As a note, this is identical to the Hidden Treasure Custard that I enjoyed as a child, and is more true to the French custard than to the Mexican, which utilizes condensed milk.

Swap the brown sugar for maple syrup for an unexpected ‘treasure’.

  • 3 eggs
  • 2 cups milk
  • 1/3 cup sugar
  • 1 teaspoon vanilla
  • ½ teaspoon sea salt
  • ½ teaspoon freshly grated nutmeg
  • 1 tablespoon brown sugar placed in each of six ramekins

Preheat oven to 325 degrees.

Arrange six ramekins in a 9×13 Pyrex baking dish (or roasting pan) and fill each with one tablespoon brown sugar.

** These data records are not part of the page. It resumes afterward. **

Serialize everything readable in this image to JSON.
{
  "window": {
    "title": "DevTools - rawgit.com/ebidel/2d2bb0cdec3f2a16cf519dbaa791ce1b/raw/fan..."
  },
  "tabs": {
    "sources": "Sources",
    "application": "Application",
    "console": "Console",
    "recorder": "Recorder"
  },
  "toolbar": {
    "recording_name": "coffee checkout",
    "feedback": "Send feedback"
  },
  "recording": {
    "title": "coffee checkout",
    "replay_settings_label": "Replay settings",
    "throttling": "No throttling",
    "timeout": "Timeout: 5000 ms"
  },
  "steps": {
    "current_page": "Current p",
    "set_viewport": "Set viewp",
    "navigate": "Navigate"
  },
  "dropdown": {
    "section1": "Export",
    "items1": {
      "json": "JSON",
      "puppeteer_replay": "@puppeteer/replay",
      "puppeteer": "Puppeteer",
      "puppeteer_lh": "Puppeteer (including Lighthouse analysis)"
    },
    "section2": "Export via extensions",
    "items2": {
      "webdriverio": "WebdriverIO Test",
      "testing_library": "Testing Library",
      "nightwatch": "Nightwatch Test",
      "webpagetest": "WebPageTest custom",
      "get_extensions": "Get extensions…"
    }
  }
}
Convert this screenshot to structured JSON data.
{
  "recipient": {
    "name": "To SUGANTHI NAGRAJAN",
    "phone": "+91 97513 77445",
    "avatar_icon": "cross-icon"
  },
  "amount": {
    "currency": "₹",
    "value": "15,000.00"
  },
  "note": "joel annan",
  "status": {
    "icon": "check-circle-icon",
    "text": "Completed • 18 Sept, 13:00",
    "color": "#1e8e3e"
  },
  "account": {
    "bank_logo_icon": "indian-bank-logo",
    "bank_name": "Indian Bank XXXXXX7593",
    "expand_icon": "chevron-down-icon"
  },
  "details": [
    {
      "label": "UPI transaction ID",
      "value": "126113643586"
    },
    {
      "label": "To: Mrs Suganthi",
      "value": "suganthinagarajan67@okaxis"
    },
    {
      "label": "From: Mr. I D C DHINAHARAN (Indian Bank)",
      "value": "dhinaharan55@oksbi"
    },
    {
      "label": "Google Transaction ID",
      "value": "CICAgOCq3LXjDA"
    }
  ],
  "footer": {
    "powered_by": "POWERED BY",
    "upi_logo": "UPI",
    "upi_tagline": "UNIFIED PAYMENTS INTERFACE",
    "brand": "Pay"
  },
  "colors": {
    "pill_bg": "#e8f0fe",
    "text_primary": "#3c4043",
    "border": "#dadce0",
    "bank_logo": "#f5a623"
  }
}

Use a stand or hand mixer to blend remaining ingredients.  Strain mixture through a mesh sieve into a spouted bowl or measuring cup.  Divide custard evenly into ramekins.

Place pan onto middle rack of oven and carefully pour simmering water into the pan, half-way up the sides of the ramekins.  Bake for 60-70 minutes or until custard is set but still slightly wiggly in the centers.  Remove ramekins from pan and cool on a rack.  Cover and refrigerate for several hours or until well chilled.  Run a knife gently around rim of ramekin and invert onto a plate.  Garnish with fresh fruit or whipped cream.